Why is dynamic award pricing worse for flyers?
Dynamic pricing flexes the miles cost with cash fares and demand, removing the predictable sweet spots that made fixed award charts valuable. It can be changed at any time without a formal devaluation announcement, so your miles can quietly buy less.
How can I protect my miles from devaluation?
Earn and burn on a short horizon rather than hoarding. Hold only the balance needed for a near-term trip, keep points flexible in a transferable bank programme until you've confirmed an award is available, watch expiry, and always factor in surcharges.
Do bank reward points lose value even if airline charts don't change?

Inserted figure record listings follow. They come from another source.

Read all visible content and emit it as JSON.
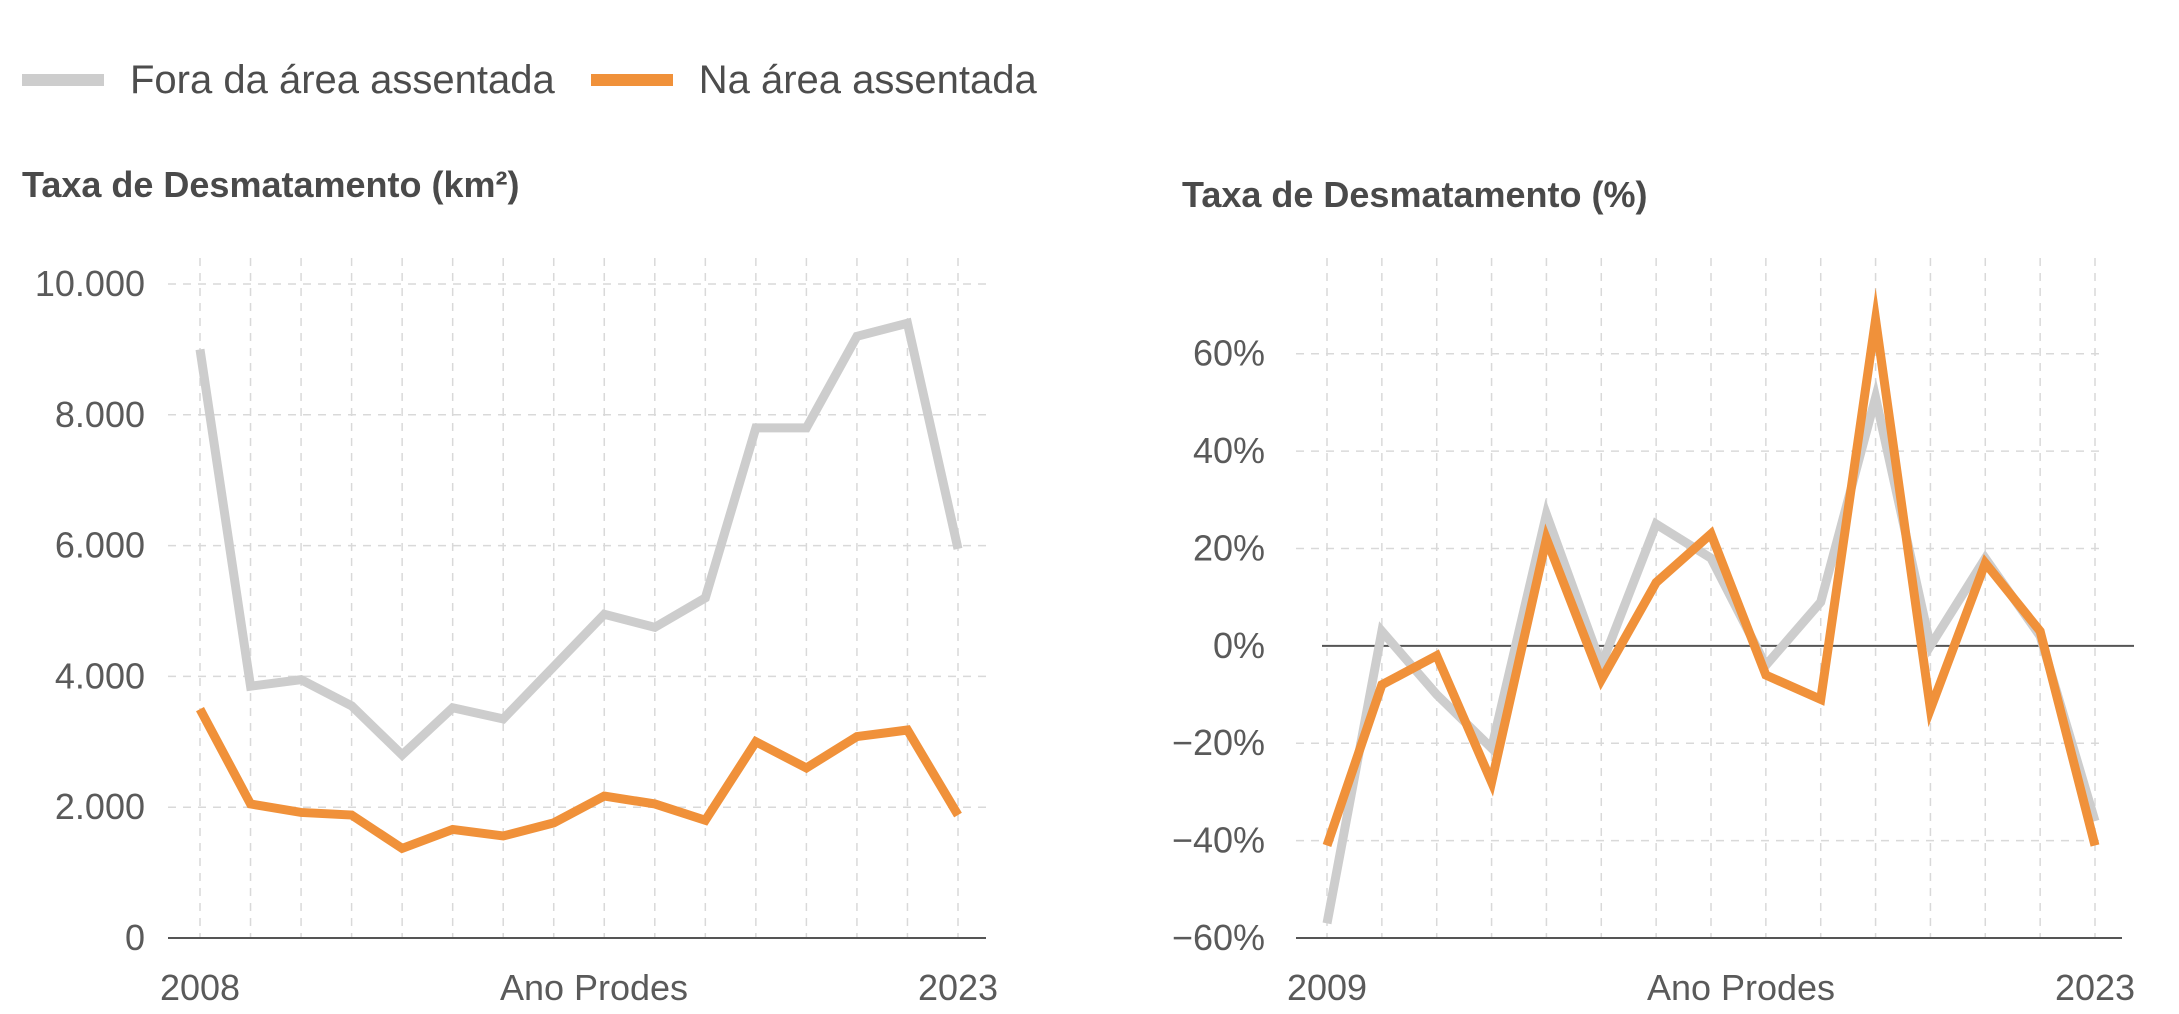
{
  "legend": [
    {
      "label": "Fora da área assentada",
      "color": "#cdcdcd"
    },
    {
      "label": "Na área assentada",
      "color": "#f0913a"
    }
  ],
  "chart_data": [
    {
      "type": "line",
      "title": "Taxa de Desmatamento (km²)",
      "xlabel": "Ano Prodes",
      "x": [
        2008,
        2009,
        2010,
        2011,
        2012,
        2013,
        2014,
        2015,
        2016,
        2017,
        2018,
        2019,
        2020,
        2021,
        2022,
        2023
      ],
      "x_tick_labels": [
        "2008",
        "2023"
      ],
      "ylim": [
        0,
        10000
      ],
      "y_ticks": [
        0,
        2000,
        4000,
        6000,
        8000,
        10000
      ],
      "y_tick_labels": [
        "0",
        "2.000",
        "4.000",
        "6.000",
        "8.000",
        "10.000"
      ],
      "grid": true,
      "series": [
        {
          "name": "Fora da área assentada",
          "color": "#cdcdcd",
          "values": [
            9000,
            3850,
            3950,
            3550,
            2800,
            3520,
            3350,
            4150,
            4950,
            4750,
            5200,
            7800,
            7800,
            9200,
            9400,
            5950
          ]
        },
        {
          "name": "Na área assentada",
          "color": "#f0913a",
          "values": [
            3500,
            2050,
            1920,
            1880,
            1370,
            1660,
            1560,
            1760,
            2170,
            2050,
            1800,
            3000,
            2600,
            3080,
            3180,
            1880
          ]
        }
      ]
    },
    {
      "type": "line",
      "title": "Taxa de Desmatamento (%)",
      "xlabel": "Ano Prodes",
      "x": [
        2009,
        2010,
        2011,
        2012,
        2013,
        2014,
        2015,
        2016,
        2017,
        2018,
        2019,
        2020,
        2021,
        2022,
        2023
      ],
      "x_tick_labels": [
        "2009",
        "2023"
      ],
      "ylim": [
        -60,
        70
      ],
      "y_ticks": [
        -60,
        -40,
        -20,
        0,
        20,
        40,
        60
      ],
      "y_tick_labels": [
        "−60%",
        "−40%",
        "−20%",
        "0%",
        "20%",
        "40%",
        "60%"
      ],
      "grid": true,
      "series": [
        {
          "name": "Fora da área assentada",
          "color": "#cdcdcd",
          "values": [
            -57,
            3,
            -10,
            -21,
            27,
            -4,
            25,
            18,
            -4,
            9,
            51,
            0,
            18,
            2,
            -36
          ]
        },
        {
          "name": "Na área assentada",
          "color": "#f0913a",
          "values": [
            -41,
            -8,
            -2,
            -28,
            22,
            -7,
            13,
            23,
            -6,
            -11,
            67,
            -13,
            17,
            3,
            -41
          ]
        }
      ]
    }
  ]
}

Yes. If your card issuer worsens transfer ratios or drops an airline transfer partner, the effective value of your bank points falls without any airline award chart moving. Check your issuer's current transfer partners and ratios before planning a redemption.
Are Avios and KrisFlyer redemptions still good value for Indian flyers?
They can be, but with caveats. KrisFlyer has seen pressure on saver award space and some increases on popular premium redemptions, while Avios redemptions often carry high carrier surcharges on top of the miles. Price the exact itinerary, including surcharges, before transferring.